Just then, she bursted back into the room and excitedly, and told me that we had to hurry because they needed the bed and the room right away. I’d never practiced how to get started under intense pressure like this.
I needed time, I needed space, and I didn’t have either one. I began to panic; this was not a good start for a sustained sexual session.
This in-your-face stress required coping skills whose mechanisms were not included in the curriculum in the alleyway. I entered an advanced and unknown cognitive territory and I needed novel, more sophisticated guidance, preferably peer-to-peer. I believe that the education professionals call it “cooperative learning”.
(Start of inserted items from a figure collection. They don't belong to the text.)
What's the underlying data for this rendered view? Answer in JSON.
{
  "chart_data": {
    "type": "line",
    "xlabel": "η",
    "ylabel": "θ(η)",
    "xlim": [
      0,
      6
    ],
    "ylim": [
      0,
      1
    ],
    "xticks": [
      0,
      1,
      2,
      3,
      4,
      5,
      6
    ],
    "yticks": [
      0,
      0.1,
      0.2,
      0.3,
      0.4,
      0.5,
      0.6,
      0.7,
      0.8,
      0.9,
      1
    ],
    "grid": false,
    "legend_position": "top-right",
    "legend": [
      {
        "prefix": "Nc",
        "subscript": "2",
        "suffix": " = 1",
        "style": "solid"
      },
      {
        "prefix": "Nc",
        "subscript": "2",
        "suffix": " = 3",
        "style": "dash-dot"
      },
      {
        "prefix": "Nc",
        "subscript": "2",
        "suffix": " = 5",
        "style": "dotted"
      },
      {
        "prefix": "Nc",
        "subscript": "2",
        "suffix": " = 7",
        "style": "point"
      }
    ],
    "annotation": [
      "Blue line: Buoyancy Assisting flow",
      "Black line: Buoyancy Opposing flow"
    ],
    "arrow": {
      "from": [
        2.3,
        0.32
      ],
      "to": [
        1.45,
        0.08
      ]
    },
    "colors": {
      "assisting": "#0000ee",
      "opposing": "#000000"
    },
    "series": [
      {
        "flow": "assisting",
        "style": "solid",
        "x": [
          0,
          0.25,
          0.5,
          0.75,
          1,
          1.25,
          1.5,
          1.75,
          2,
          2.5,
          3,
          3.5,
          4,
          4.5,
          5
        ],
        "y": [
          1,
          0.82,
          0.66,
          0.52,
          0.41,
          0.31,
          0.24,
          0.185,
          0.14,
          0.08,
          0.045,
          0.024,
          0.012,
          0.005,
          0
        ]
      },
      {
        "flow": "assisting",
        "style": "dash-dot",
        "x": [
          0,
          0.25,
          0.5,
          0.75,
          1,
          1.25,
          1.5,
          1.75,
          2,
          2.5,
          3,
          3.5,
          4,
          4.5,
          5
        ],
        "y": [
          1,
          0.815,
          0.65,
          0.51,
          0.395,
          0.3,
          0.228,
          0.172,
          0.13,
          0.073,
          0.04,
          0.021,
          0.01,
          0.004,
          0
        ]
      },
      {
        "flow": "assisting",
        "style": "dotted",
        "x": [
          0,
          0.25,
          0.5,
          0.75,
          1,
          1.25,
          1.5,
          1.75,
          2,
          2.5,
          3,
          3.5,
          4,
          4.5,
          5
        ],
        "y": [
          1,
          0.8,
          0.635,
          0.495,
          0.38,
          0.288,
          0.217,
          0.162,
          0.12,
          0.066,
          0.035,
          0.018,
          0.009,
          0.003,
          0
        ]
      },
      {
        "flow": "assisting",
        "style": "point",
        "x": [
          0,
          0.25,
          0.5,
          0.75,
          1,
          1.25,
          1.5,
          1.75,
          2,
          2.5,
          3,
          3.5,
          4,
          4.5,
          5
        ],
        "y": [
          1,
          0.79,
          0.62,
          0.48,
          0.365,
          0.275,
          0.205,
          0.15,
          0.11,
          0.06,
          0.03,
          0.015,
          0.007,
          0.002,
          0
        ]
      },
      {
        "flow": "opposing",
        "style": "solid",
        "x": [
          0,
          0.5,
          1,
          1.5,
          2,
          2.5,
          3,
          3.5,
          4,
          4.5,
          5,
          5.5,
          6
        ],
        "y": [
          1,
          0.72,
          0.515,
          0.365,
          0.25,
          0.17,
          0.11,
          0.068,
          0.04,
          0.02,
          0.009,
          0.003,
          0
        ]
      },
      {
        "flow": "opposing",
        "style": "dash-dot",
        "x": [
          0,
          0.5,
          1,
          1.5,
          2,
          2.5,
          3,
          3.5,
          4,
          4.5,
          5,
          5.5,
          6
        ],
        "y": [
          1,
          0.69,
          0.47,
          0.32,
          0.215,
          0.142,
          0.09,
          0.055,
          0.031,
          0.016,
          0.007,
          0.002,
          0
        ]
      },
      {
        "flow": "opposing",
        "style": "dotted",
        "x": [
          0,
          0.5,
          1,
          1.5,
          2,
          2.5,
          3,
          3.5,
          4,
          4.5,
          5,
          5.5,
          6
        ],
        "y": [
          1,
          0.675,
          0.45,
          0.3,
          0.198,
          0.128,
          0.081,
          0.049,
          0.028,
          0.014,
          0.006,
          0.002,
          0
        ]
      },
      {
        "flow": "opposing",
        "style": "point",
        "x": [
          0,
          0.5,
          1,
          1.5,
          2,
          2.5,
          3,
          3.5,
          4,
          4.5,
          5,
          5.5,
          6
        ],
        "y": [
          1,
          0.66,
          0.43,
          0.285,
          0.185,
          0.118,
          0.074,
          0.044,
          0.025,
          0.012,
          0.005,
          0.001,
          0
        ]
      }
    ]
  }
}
She stepped up to the plate: she tickled me, she massaged me, she soothed me, and she quickly managed both to calm me down, and, most important, to lift my spirits. This enabled me to leave the alleyway guys back in the alleyway; they were decent and well-intentioned, and their advice served its purpose for a time, but I then recognized that it was obsolete.
As we collaborated together on this life exam, I realized she was destined to become a talented surgeon. For if she could work this miracle on me, she could do anything.
And all of her hard work paid off when we got our September baby. This is the first documented case of what was to become a long track record of providing successful hospital-based outcomes.